Comment 5 William A. Rowe Jr. 2018-11-07 21:09:34 UTC
Please help us to refine our list of open and current defects; this is a mass update of old and inactive Bugzilla reports which reflect user error, already resolved defects, and still-existing defects in httpd. As repeatedly announced, the Apache HTTP Server Project has discontinued all development and patch review of the 2.2.x series of releases.

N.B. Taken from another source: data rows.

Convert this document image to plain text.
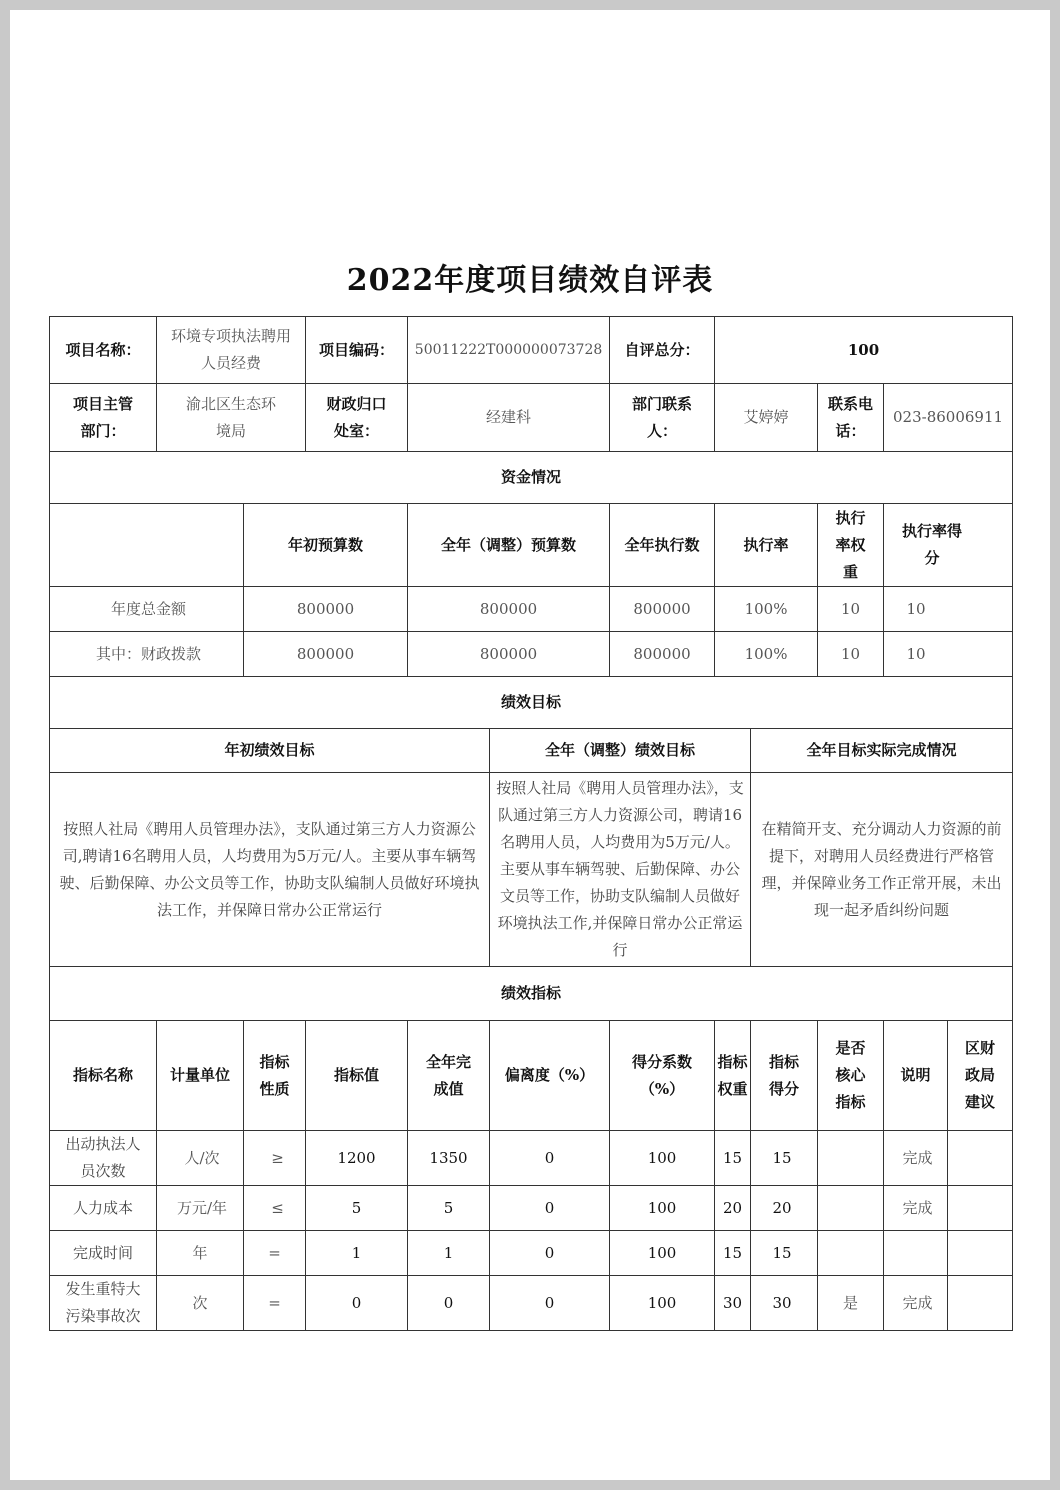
2022年度项目绩效自评表
项目名称：	环境专项执法聘用人员经费		项目编码：	50011222T000000073728		自评总分：	100				
项目主管部门：	渝北区生态环境局		财政归口处室：	经建科		部门联系人：	艾婷婷		联系电话：	023-86006911	
资金情况											
		年初预算数		全年（调整）预算数		全年执行数	执行率		执行率权重	执行率得分	
年度总金额		800000		800000		800000	100%		10	10	
其中：财政拨款		800000		800000		800000	100%		10	10	
绩效目标											
年初绩效目标					全年（调整）绩效目标			全年目标实际完成情况			
按照人社局《聘用人员管理办法》，支队通过第三方人力资源公司,聘请16名聘用人员，人均费用为5万元/人。主要从事车辆驾驶、后勤保障、办公文员等工作，协助支队编制人员做好环境执法工作，并保障日常办公正常运行					按照人社局《聘用人员管理办法》，支队通过第三方人力资源公司，聘请16名聘用人员，人均费用为5万元/人。主要从事车辆驾驶、后勤保障、办公文员等工作，协助支队编制人员做好环境执法工作,并保障日常办公正常运行			在精简开支、充分调动人力资源的前提下，对聘用人员经费进行严格管理，并保障业务工作正常开展，未出现一起矛盾纠纷问题			
绩效指标											
指标名称	计量单位	指标性质	指标值	全年完成值	偏离度（%）	得分系数（%）	指标权重	指标得分	是否核心指标	说明	区财政局建议
出动执法人员次数	人/次	≥	1200	1350	0	100	15	15		完成	
人力成本	万元/年	≤	5	5	0	100	20	20		完成	
完成时间	年	=	1	1	0	100	15	15			
发生重特大污染事故次	次	=	0	0	0	100	30	30	是	完成	
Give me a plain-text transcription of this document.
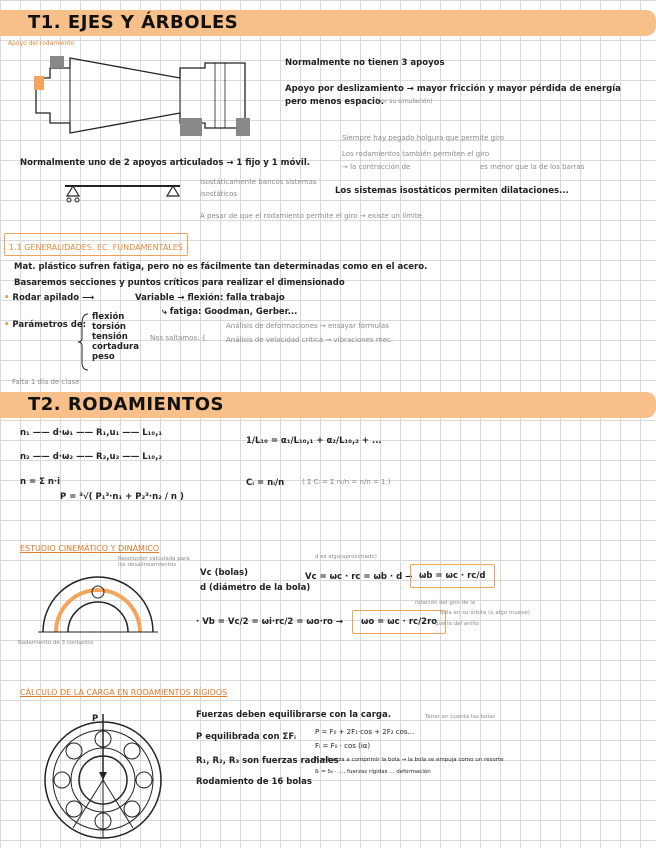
T1. EJES Y ÁRBOLES
Apoyo del rodamiento
Normalmente no tienen 3 apoyos
Apoyo por deslizamiento → mayor fricción y mayor pérdida de energía
pero menos espacio.
(por su simulación)
Siempre hay pegado holgura que permite giro
Los rodamientos también permiten el giro
→ la contracción de	es menor que la de los barras
Normalmente uno de 2 apoyos articulados → 1 fijo y 1 móvil.
Isostáticamente bancos sistemas
isostáticos	Los sistemas isostáticos permiten dilataciones...
A pesar de que el rodamiento permite el giro → existe un límite.
1.1 GENERALIDADES. EC. FUNDAMENTALES
Mat. plástico sufren fatiga, pero no es fácilmente tan determinadas como en el acero.
Basaremos secciones y puntos críticos para realizar el dimensionado
• Rodar apilado ⟶	Variable → flexión: falla trabajo
⤷ fatiga: Goodman, Gerber...
• Parámetros de:
flexión
torsión
tensión
cortadura
peso
Nos saltamos: {
Análisis de deformaciones → ensayar fórmulas
Análisis de velocidad crítica → vibraciones mec.
Falta 1 día de clase
T2. RODAMIENTOS
n₁ —— d·ω₁ —— R₁,u₁ —— L₁₀,₁
n₂ —— d·ω₂ —— R₂,u₂ —— L₁₀,₂
n = Σ n·i
P = ³√( P₁³·n₁ + P₂³·n₂ / n )
1/L₁₀ = α₁/L₁₀,₁ + α₂/L₁₀,₂ + ...
Cᵢ = nᵢ/n	( Σ Cᵢ = Σ nᵢ/n = n/n = 1 )
ESTUDIO CINEMÁTICO Y DINÁMICO
Resolución calculada para los desalineamientos
Rodamiento de 3 contactos
Vc (bolas)
d (diámetro de la bola)
d es algo(aproximado)
Vc = ωc · rc = ωb · d → ωb = ωc · rc/d
· Vb = Vc/2 = ωi·rc/2 = ωo·ro →	ωo = ωc · rc/2ro
rotación del giro de la
bola en su órbita (o algo mueve)
que la del anillo
CÁLCULO DE LA CARGA EN RODAMIENTOS RÍGIDOS
P	Fuerzas deben equilibrarse con la carga.
P equilibrada con ΣFᵢ
R₁, R₂, R₃ son fuerzas radiales
Rodamiento de 16 bolas
P = F₀ + 2F₁·cos + 2F₂ cos...
Fᵢ = F₀ · cos (iα)
Tener en cuenta las bolas
Fᵢ → fuerza a comprimir la bola → la bola se empuja como un resorte
δᵢ = δ₀ · ..., fuerzas rígidas ... deformación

The final release 2.2.34 was published in July 2017, and no further evaluation of bug reports or security risks will be considered or published for 2.2.x releases. All reports older than 2.4.x have been updated to status RESOLVED/LATER; no further action is expected unless the report still applies to a current version of httpd. If your report represented a question or confusion about how to use an httpd feature, an unexpected server behavior, problems building or installing httpd, or working with an external component (a third party module, browser etc.) we ask you to start by bringing your question to the User Support and Discussion mailing list, see [https://httpd.apache.org/lists.html#http-users] for details. Include a link to this Bugzilla report for completeness with your question. If your report was clearly a defect in httpd or a feature request, we ask that you retest using a modern httpd release (2.4.33 or later) released in the past year. If it can be reproduced, please reopen this bug and change the Version field above to the httpd version you have reconfirmed with. Your help in identifying defects or enhancements still applicable to the current httpd server software release is greatly appreciated.